I want to protect you from a fate worse than death: winning the lottery.
Death happens once and it’s over, and maybe, after you exit Purgatory, you will get to see some of your favorite relatives and Rick Santorum. But winning the lottery is the rest of your life, and the only people who turn up are the relatives who think you owe them money. And Newt Gingrich.
Money changes people. It takes happy, ordinary people who have been contentedly married to you for the past thirty years, and turns them into strangers with follicular implants who are divorcing you in favor of an inexpensive-looking person in a rabbit-themed bustier.
It is a horrible thing, no matter how you choose to handle it. On the one hand, you have to maintain so many yachts. You have to join a polo club. You have to acquire reams and reams of tiny forks and array them bewilderingly in front of you each time you eat. You have to go to dinner in white tie. Your friends leave you, when you refuse to buy them monogrammed hovercraft. Your neighbors leave you, when you try to gentrify their yards with golden statues of yourself. Your teeth leave you, when you replace them with diamonds. Once you’ve known your sixteenth Playboy bunny, you have effectively known them all. Wearing massive gold chains gives you neck strain. Cristal grows cloying, after a time. And one can only do so much cocaine.
Besides, what are the odds of winning? Terrible. You have better odds of being struck by lightning. You have better odds of being eaten by a shark, appearing on Broadway, or being eaten by a shark appearing on Broadway. You have better odds of suffering a disfiguring accident in the home that might leave you with no lips. So save the money. Buy a ticket to John Carter. You will only be unhappy for two hours, rather than the rest of your life.
Sure, the jackpot is more than 500 million, but what does that amount to? All you can do with it is irritate 99 percent of the population. Better leave it in the hands of people like Mitt Romney or that guy who just resigned from Goldman Sachs, who know how to make large amounts of money feel at home. But none of them seem keen on buying a ticket.
There’s only one solution. Let me take the hit.
I have bought eighteen Megamillions tickets in order to spare you this burden.
Do not worry that the money will change me. It will only improve me.

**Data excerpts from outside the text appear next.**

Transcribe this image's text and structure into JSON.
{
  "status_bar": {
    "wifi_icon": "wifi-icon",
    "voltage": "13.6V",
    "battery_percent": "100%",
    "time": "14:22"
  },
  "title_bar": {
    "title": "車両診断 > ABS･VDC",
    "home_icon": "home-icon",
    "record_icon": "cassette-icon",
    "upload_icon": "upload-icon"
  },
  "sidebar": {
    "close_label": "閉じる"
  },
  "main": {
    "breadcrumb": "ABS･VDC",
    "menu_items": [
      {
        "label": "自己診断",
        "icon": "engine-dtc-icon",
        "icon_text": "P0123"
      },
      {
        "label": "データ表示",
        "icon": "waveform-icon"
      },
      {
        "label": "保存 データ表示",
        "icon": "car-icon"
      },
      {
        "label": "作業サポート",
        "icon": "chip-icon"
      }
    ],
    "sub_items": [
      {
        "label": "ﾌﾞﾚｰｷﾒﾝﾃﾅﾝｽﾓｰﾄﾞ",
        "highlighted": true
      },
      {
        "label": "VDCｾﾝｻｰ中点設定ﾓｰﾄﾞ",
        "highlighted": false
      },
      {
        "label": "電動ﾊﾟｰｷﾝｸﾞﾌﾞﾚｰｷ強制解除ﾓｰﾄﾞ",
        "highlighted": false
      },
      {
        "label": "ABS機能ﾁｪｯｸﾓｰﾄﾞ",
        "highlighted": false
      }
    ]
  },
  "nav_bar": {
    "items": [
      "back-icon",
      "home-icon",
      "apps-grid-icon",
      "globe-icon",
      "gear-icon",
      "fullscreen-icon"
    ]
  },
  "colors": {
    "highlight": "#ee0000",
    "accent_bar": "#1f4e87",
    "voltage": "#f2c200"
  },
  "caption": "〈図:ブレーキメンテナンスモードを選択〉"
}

The biggest trouble I foresee with winning the lottery is that there is only so much money you can spend at Olive Garden, and after that I will be forced to expand my horizons.
It’s a burden I am ready to assume. I am sitting here right now practicing belonging to the One Percent. “Filthy Occupiers,” I mutter, sneering. I am not very good at sneering yet, but I’m sure by the time they announce the winner, I will be.
I stroll out and leaf through a copy of the Wall Street Journal. At present it does not interest me, but I assume that this will come with time and money. I will notice myself growing more interested in tying sweaters around my neck and feel a sudden urge to donate to a SuperPAC.
I think it was Swift It was apparently Steinbeck who said that Americans will never approve of socialism because we all view ourselves not as members of an oppressed underclass but as temporarily embarrassed millionaires. I look forward to the end of that temporary embarrassment.
True, money cannot buy you love or happiness, but if you can afford one of those electric massage chairs from Sharper Image, who needs either?
I can definitely cope with unhappiness. I've found lots of things I enjoy more than being happy — coffee, for instance.
So please, please don’t buy a lottery ticket. Let me take this bullet. That way, everybody wins.